FilDOS indexes your files in the background using **sentence-transformer models**
running entirely on-device via WASM. No data ever leaves your machine.

The pipeline:

1. **Extract** — text is pulled from plain text, code, Markdown, CSV, JSON, and similar files. Binary files and files over the size cap are skipped.
2. **Chunk** — long documents are split into \~512-token windows with overlap so context isn't lost at boundaries.
3. **Embed** — each chunk is passed through the active model to produce a vector.
4. **Store** — vectors are stored as Float32 BLOBs in SQLite and searched with brute-force cosine similarity.

## Choosing a model

Open **Settings → AI** to pick an embedding model and download it. Models are cached in `userData/models` and loaded only once per session.

| Model          | Dim | Best for                         |
| -------------- | --- | -------------------------------- |
| MiniLM L6 v2   | 384 | Fast, general text               |
| BGE Small v1.5 | 384 | Strong retrieval quality         |
| GTE Small      | 384 | Multilingual queries             |
| CLIP ViT-B/32  | 512 | Text **and** images in one space |

## Indexing

The indexer runs in the background and crawls your home directory by default.
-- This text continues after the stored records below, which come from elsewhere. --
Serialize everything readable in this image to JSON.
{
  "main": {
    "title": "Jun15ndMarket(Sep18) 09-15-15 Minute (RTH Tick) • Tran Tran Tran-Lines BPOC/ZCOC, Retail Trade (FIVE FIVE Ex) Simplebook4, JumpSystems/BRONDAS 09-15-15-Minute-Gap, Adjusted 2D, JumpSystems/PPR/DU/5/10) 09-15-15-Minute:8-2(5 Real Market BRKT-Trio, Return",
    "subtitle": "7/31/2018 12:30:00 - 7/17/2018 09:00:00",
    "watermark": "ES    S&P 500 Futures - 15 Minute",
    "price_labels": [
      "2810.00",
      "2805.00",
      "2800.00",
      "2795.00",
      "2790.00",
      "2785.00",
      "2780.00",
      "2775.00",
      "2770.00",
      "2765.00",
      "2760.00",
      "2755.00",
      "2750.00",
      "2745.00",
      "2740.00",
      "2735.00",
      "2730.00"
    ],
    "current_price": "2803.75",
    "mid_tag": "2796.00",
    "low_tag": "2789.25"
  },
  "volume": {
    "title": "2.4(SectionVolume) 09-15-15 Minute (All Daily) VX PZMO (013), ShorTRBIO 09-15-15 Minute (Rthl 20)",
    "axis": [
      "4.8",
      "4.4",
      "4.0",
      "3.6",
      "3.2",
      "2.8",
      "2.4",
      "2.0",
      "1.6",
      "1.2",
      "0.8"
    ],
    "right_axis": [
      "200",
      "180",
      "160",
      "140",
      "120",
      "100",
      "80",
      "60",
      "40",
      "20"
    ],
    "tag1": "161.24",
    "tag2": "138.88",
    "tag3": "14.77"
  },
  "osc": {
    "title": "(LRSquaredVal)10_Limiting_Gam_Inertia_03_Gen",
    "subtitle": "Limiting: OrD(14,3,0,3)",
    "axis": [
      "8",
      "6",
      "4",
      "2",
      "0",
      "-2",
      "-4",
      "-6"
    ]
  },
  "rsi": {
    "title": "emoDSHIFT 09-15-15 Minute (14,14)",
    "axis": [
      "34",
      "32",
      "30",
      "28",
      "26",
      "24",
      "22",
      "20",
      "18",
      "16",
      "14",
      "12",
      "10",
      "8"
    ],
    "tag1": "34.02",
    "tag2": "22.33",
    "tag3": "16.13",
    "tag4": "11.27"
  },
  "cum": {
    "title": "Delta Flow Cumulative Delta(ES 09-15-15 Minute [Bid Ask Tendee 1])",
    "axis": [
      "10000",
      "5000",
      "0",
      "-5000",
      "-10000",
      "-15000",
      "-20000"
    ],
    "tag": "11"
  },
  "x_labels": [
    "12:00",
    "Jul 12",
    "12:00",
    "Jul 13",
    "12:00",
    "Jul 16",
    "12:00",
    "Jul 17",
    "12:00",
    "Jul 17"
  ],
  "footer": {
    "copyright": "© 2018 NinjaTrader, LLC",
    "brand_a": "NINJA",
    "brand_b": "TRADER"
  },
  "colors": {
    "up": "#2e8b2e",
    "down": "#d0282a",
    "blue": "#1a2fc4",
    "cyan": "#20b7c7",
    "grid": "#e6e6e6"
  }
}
It skips:

* Dotfiles and hidden directories
* `node_modules`, build outputs, caches
* Files you've explicitly excluded via the context menu (**Exclude from AI index**)

Progress is visible in **Settings → Indexing**. You can pause, resume, or clear the index at any time.

## Search

Type a natural-language query in the search bar and press `↵`. FilDOS runs a
**hybrid search** — keyword matching fused with semantic vector retrieval — so you
get precise results for filenames and fuzzy results for content.